The book was first published in 1988 but has been revised and updated several times since then. This is the fourth edition and was published in 2009. William O’Neil is a name I’ve seen and heard throughout the trading industry. He’s been involved in the markets since 1958. Many have suggested to read the book and I’ve had the opportunity to chat with a trader from California in person who used to work for O’Neil. Trading books often lack of chart examples but this one has lots of technical examples to get a feel for O’Neil’s thought process. I’ll give a brief overview of the book and a conclusion in the end whether I’d recommend it to others.
O’Neil’s CAN SLIM trading system
The introduction has already outlined the author’s main principles of trading, which focus on a company’s profit growth, price and volume action, but also many other valuable lessons O’Neil has experienced during his long career. The first chapter shows 100 charts of winning stocks from 1880s to the end of 2008, an educative exercise to train the eye to spot such patterns. The charts share a very similar buying setup I can sum up in a sentence: price breaks out to a new high on growing volume from a narrow sideways base. The author refers to the building of a base as the “cup and handle” pattern. The defining of a “climax top” to exit into strength is something more difficult for a beginner and needs the intuition of an experienced professional in my opinion, because I see some hindsight bias there – some similar tops are being bought as breakouts and at other times sold into a climax, which adds discretion to the process. The examples don’t stop at showing winners only, there are several charts with a thorough explanation how to avoid wide and loose patterns that are more prone to failure.

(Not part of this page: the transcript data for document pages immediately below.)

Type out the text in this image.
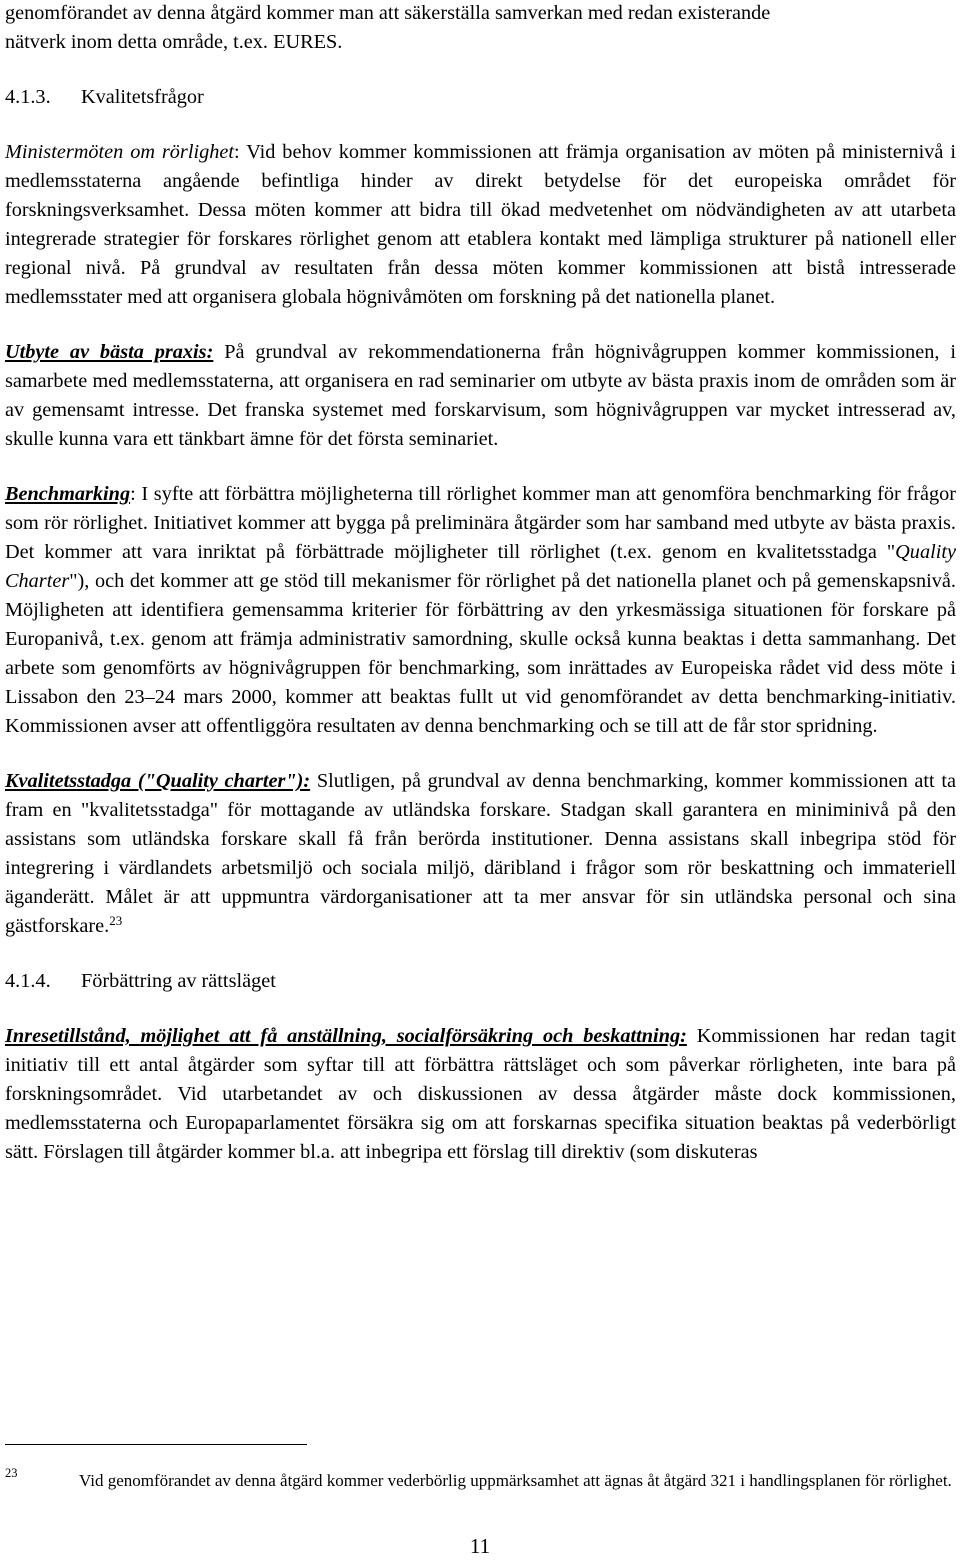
genomförandet av denna åtgärd kommer man att säkerställa samverkan med redan existerande
nätverk inom detta område, t.ex. EURES.

4.1.3. Kvalitetsfrågor

Ministermöten om rörlighet: Vid behov kommer kommissionen att främja organisation av möten på ministernivå i medlemsstaterna angående befintliga hinder av direkt betydelse för det europeiska området för forskningsverksamhet. Dessa möten kommer att bidra till ökad medvetenhet om nödvändigheten av att utarbeta integrerade strategier för forskares rörlighet genom att etablera kontakt med lämpliga strukturer på nationell eller regional nivå. På grundval av resultaten från dessa möten kommer kommissionen att bistå intresserade medlemsstater med att organisera globala högnivåmöten om forskning på det nationella planet.

Utbyte av bästa praxis: På grundval av rekommendationerna från högnivågruppen kommer kommissionen, i samarbete med medlemsstaterna, att organisera en rad seminarier om utbyte av bästa praxis inom de områden som är av gemensamt intresse. Det franska systemet med forskarvisum, som högnivågruppen var mycket intresserad av, skulle kunna vara ett tänkbart ämne för det första seminariet.

Benchmarking: I syfte att förbättra möjligheterna till rörlighet kommer man att genomföra benchmarking för frågor som rör rörlighet. Initiativet kommer att bygga på preliminära åtgärder som har samband med utbyte av bästa praxis. Det kommer att vara inriktat på förbättrade möjligheter till rörlighet (t.ex. genom en kvalitetsstadga "Quality Charter"), och det kommer att ge stöd till mekanismer för rörlighet på det nationella planet och på gemenskapsnivå. Möjligheten att identifiera gemensamma kriterier för förbättring av den yrkesmässiga situationen för forskare på Europanivå, t.ex. genom att främja administrativ samordning, skulle också kunna beaktas i detta sammanhang. Det arbete som genomförts av högnivågruppen för benchmarking, som inrättades av Europeiska rådet vid dess möte i Lissabon den 23–24 mars 2000, kommer att beaktas fullt ut vid genomförandet av detta benchmarking-initiativ. Kommissionen avser att offentliggöra resultaten av denna benchmarking och se till att de får stor spridning.

Kvalitetsstadga ("Quality charter"): Slutligen, på grundval av denna benchmarking, kommer kommissionen att ta fram en "kvalitetsstadga" för mottagande av utländska forskare. Stadgan skall garantera en miniminivå på den assistans som utländska forskare skall få från berörda institutioner. Denna assistans skall inbegripa stöd för integrering i värdlandets arbetsmiljö och sociala miljö, däribland i frågor som rör beskattning och immateriell äganderätt. Målet är att uppmuntra värdorganisationer att ta mer ansvar för sin utländska personal och sina gästforskare.$^{23}$

4.1.4. Förbättring av rättsläget

Inresetillstånd, möjlighet att få anställning, socialförsäkring och beskattning: Kommissionen har redan tagit initiativ till ett antal åtgärder som syftar till att förbättra rättsläget och som påverkar rörligheten, inte bara på forskningsområdet. Vid utarbetandet av och diskussionen av dessa åtgärder måste dock kommissionen, medlemsstaterna och Europaparlamentet försäkra sig om att forskarnas specifika situation beaktas på vederbörligt sätt. Förslagen till åtgärder kommer bl.a. att inbegripa ett förslag till direktiv (som diskuteras

23	Vid genomförandet av denna åtgärd kommer vederbörlig uppmärksamhet att ägnas åt åtgärd 321 i handlingsplanen för rörlighet.
11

Fundamentals together with technicals
O’Neil’s first insight into picking winning stocks is about growing quarterly earnings per share. There are good examples and explanations for his methodology how to best use it to find big gainers. The next one is to look for big annual earnings growth. The author explains why most investors today use the P/E ratio wrong by looking to buy low and sell high P/E ratio stocks. This is actually something I’ve learned from other traders, too. O’Neil encourages to go against conventional investors and buy new highs if they break out from correct bases on increased volume. He shares some points about his research showing why it’s better to buy new highs rather than new lows.
Supply and demand
Watching supply and demand gets some interesting thoughts here. The author suggests small caps are usually giving better performance and bigger large cap stocks being often sluggish and too big to move. I think this might have to do something with the time of writing (2009) because the last decade has shown how big tech companies can keep growing bigger and bigger. Of course, small caps in general still have more volatile moves but it comes with the risk of sharp down moves. O’Neil gives trading volume an important role for revealing possible institutional accumulation that I have also been practicing myself. The way he expresses supply and demand being more important in stock trading than the opinions of all the analysts on Wall Street, what school they went to, what degrees they got and how high their IQ is… so true.
Tops and bottoms
I’m having a hard time believing in the author’s subjective way of market timing to nail tops and bottoms using discretion. When I look at the example charts I see very similar price and volume action somewhere else on the chart that is not part of the example and didn’t materialize the same way. Furthermore, O’Neil suggests zooming into hourly charts to better time the market which doesn’t make sense to me. I’m not saying a trader can’t time the market, in fact I think one can but it’s extremely hard to do on intraday data with discretion. Maybe it’s just the quant speaking inside of me. However, I do agree with him that the overbought and oversold indicators can often be costly misleading when the market starts to trend.
Bear markets
O’Neil had had 50 years of experience in the markets while writing the book in 2008. His facts about bear markets taking time to develop and having at least three legs of down movement are interesting to read today after we’ve had two consecutive bear moves in December 2018 and March 2020 followed by powerful V-shape recoveries. I guess the markets do change.
Selling the stocks
He continues with this book to write about selling the stocks. He goes with the old adage of trading that is to cut losses and let profits run. O’Neil lays out many good stories from the past to make his point. I oppose to one of his selling rules to cut losses at a fixed percentage – something I don’t do myself because every stock behaves differently and the same percentage move can look very different on the chart of AAPL compared to TSLA, for example. I do like the man’s philosophy that all stocks are bad unless they go up in price. However, he is in the “take profits into strength” camp while I have learned to let profits really run and hold longs more into signs of weakness.
More about trading
There is much more in the book about diversification, industry groups, money management, using margin, position sizing, shorting stocks. The author also gives his own opinion about IPOs, options, futures, warrants, convertible bonds, dividends, day-trading stocks. I went through his list of 21 common mistakes most investors and traders make and can say there wasn’t anything new I hadn’t already learned before, so that should be a good sign.
Summing it up
Overall, I think it is a very comprehensive and educative book on stock trading. Even though I don’t agree on everything O’Neil writes just because his style is discretionary and I am more a quantitative trader myself, I still find it a very good book to recommend to others. Content of the books meant for beginning traders has started to overlap for me because I have read tens of different books on the topic, but this one covers a lot for someone who hasn’t read that many yet.